Well, what happened? She got back in touch, we exchanged intense texts through the Saturday morning. End result - I go dating, we stay close friends, the kind of friends who go places on their own together, sit with arms around each other on a sofa watching a film - that sort of thing. Oh yeah, you're thinking, the kind of friends where one person really wants to be something more....

She came over a few nights later, after work. We did sit with her in my arms watching telly and eating supper. We hugged a bit, kept hold of each other's hands. She left after a couple of hours and I went to bed. Next day I texted her warmly, she replied lukewarmly. Later that morning, I got a catch-up text from that woman I met months ago, the one who works in a sex shop. And decided to try and fix up something with her.

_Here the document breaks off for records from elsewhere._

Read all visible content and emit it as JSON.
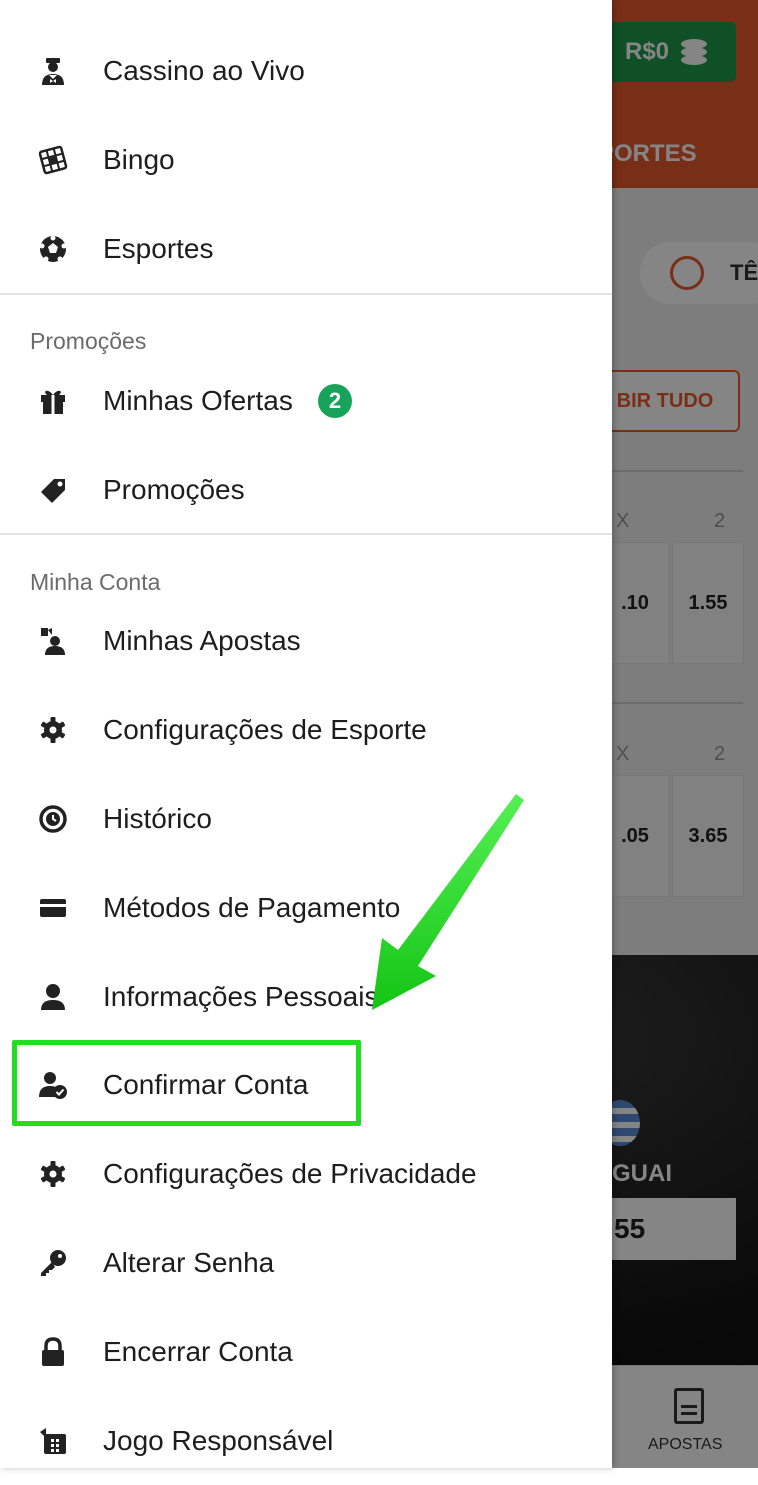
{
  "background": {
    "balance": "R$0",
    "tab_partial": "PORTES",
    "sport_chip_partial": "TÊ",
    "show_all_partial": "BIR TUDO",
    "odds_header_1": [
      "X",
      "2"
    ],
    "odds_row_1": [
      ".10",
      "1.55"
    ],
    "odds_header_2": [
      "X",
      "2"
    ],
    "odds_row_2": [
      ".05",
      "3.65"
    ],
    "team_partial": "GUAI",
    "odd_box": "55",
    "bottom_nav_label": "APOSTAS"
  },
  "menu": {
    "top_items": [
      {
        "label": "Cassino ao Vivo",
        "icon": "dealer-icon"
      },
      {
        "label": "Bingo",
        "icon": "bingo-card-icon"
      },
      {
        "label": "Esportes",
        "icon": "soccer-ball-icon"
      }
    ],
    "promotions_section": "Promoções",
    "promotions_items": [
      {
        "label": "Minhas Ofertas",
        "icon": "gift-icon",
        "badge": "2"
      },
      {
        "label": "Promoções",
        "icon": "tag-icon"
      }
    ],
    "account_section": "Minha Conta",
    "account_items": [
      {
        "label": "Minhas Apostas",
        "icon": "my-bets-icon"
      },
      {
        "label": "Configurações de Esporte",
        "icon": "gear-icon"
      },
      {
        "label": "Histórico",
        "icon": "history-icon"
      },
      {
        "label": "Métodos de Pagamento",
        "icon": "credit-card-icon"
      },
      {
        "label": "Informações Pessoais",
        "icon": "person-icon"
      },
      {
        "label": "Confirmar Conta",
        "icon": "person-check-icon"
      },
      {
        "label": "Configurações de Privacidade",
        "icon": "gear-icon"
      },
      {
        "label": "Alterar Senha",
        "icon": "key-icon"
      },
      {
        "label": "Encerrar Conta",
        "icon": "lock-icon"
      },
      {
        "label": "Jogo Responsável",
        "icon": "responsible-gaming-icon"
      }
    ]
  },
  "annotation": {
    "highlight_color": "#22dd22",
    "highlighted_item": "Confirmar Conta"
  },
  "colors": {
    "brand_orange": "#e85b2c",
    "badge_green": "#18a35a",
    "balance_green": "#1f9a4a"
  }
}
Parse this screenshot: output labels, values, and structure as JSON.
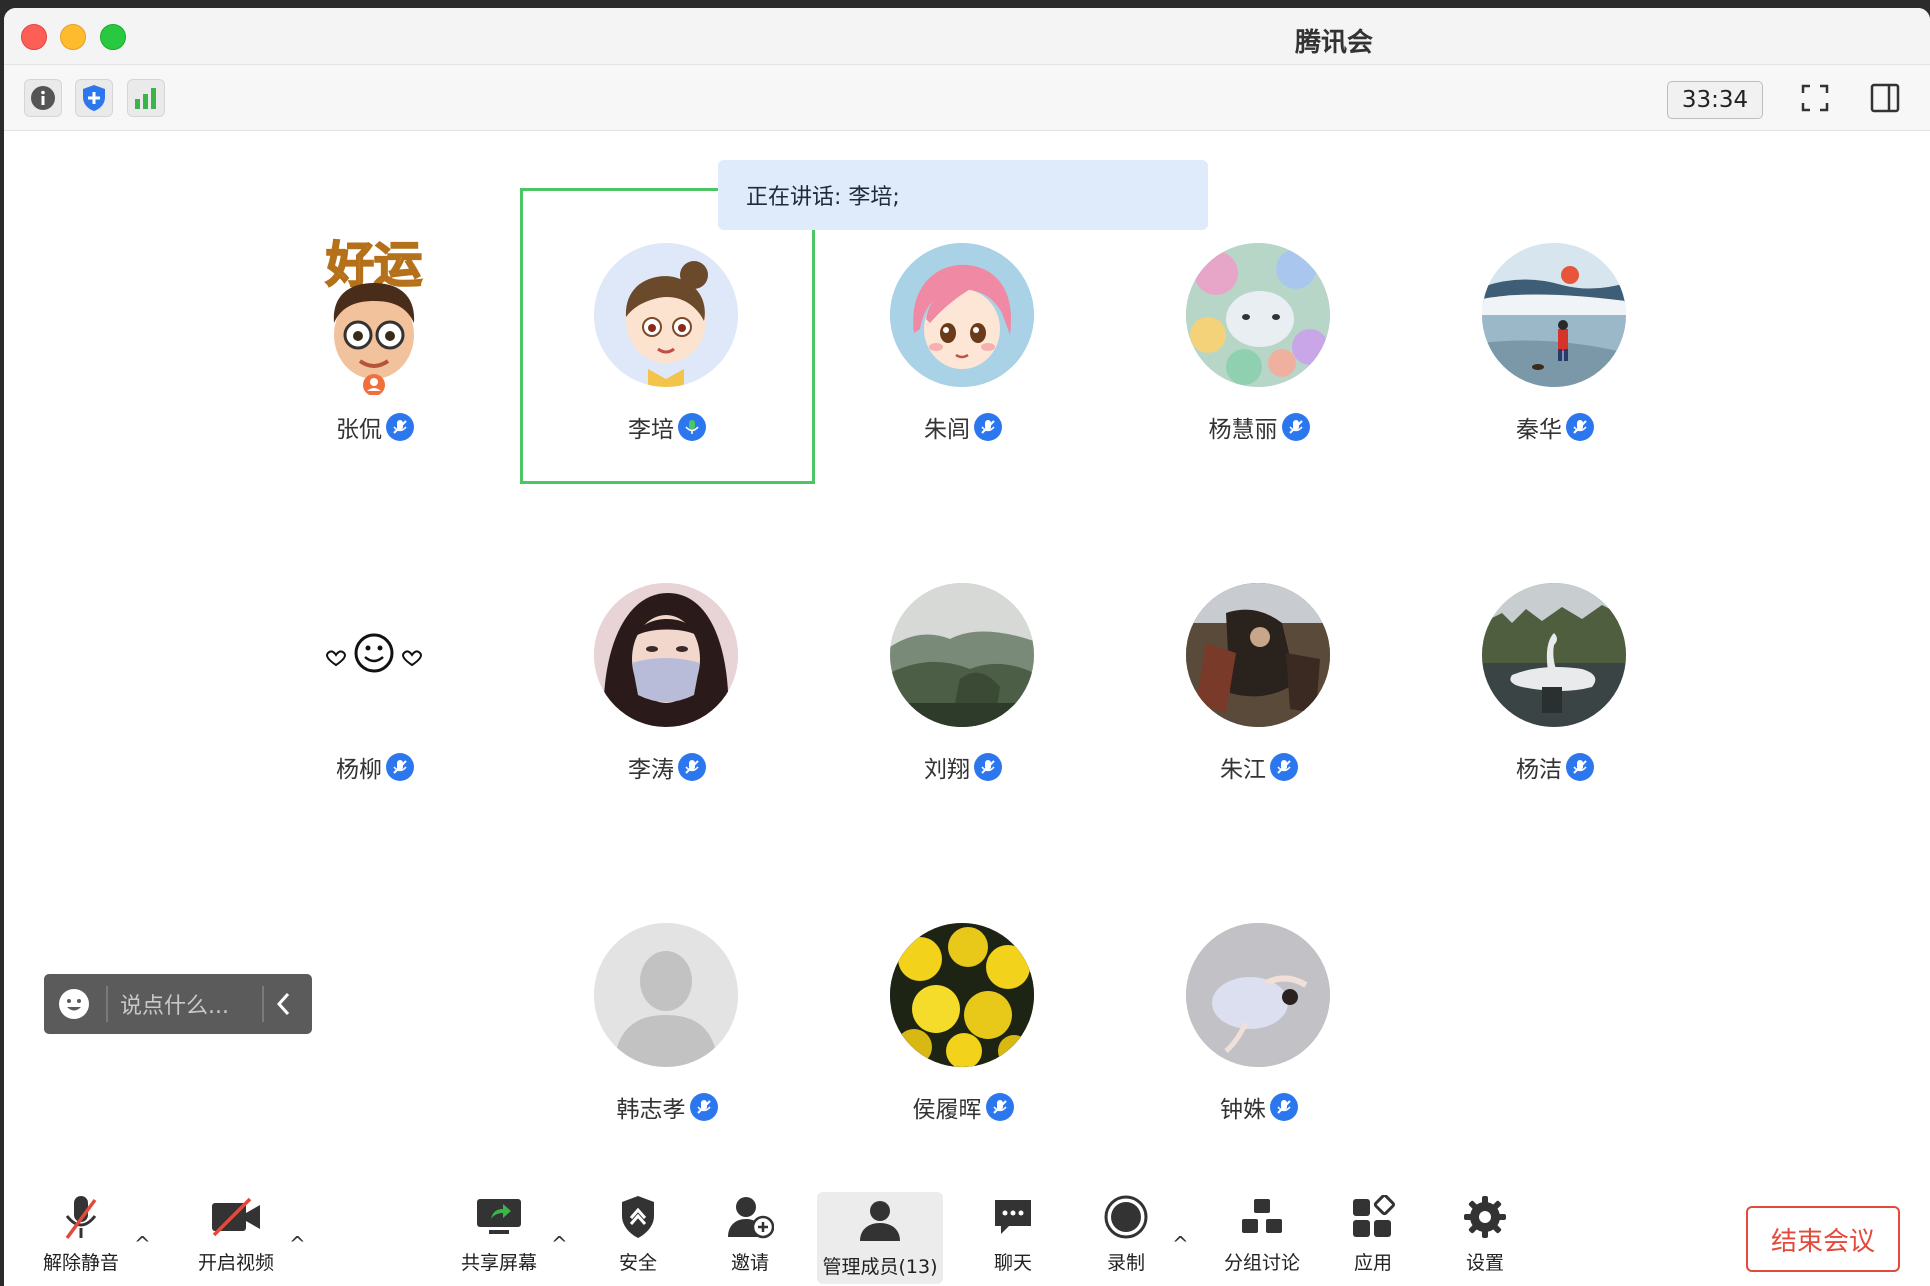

And then I finally got round to putting myself on the dating website. And in less than 48 hours, had half a dozen women "favouriting" me, and a way upfront email from a woman who thought I was hot. Fuck me. She's pretty too. What a surprise. Those photos are obviously more flattering than I thought. Is she in for a shock. Still, very exciting.

A few emails later, we're talking about meeting up. A daytime date, non-alcoholic, no pressure, just to see if it's worth going on a night time date, awash with booze and thinly veiled lust.

I chatted to my ex-lover in work today. Got frustrated over some work stuff and wandered off. I amaze myself - how easily I'm distracted. How deeply shallow. A few flirty emails and I'm over the glum fixation on last year's romance. Maybe that's a good thing - but it doesn't exactly cry out strength or depth of character. In mine - and everyone's - interests, I shall take to the waters of dating slowly, stay in the shallow end for a good while.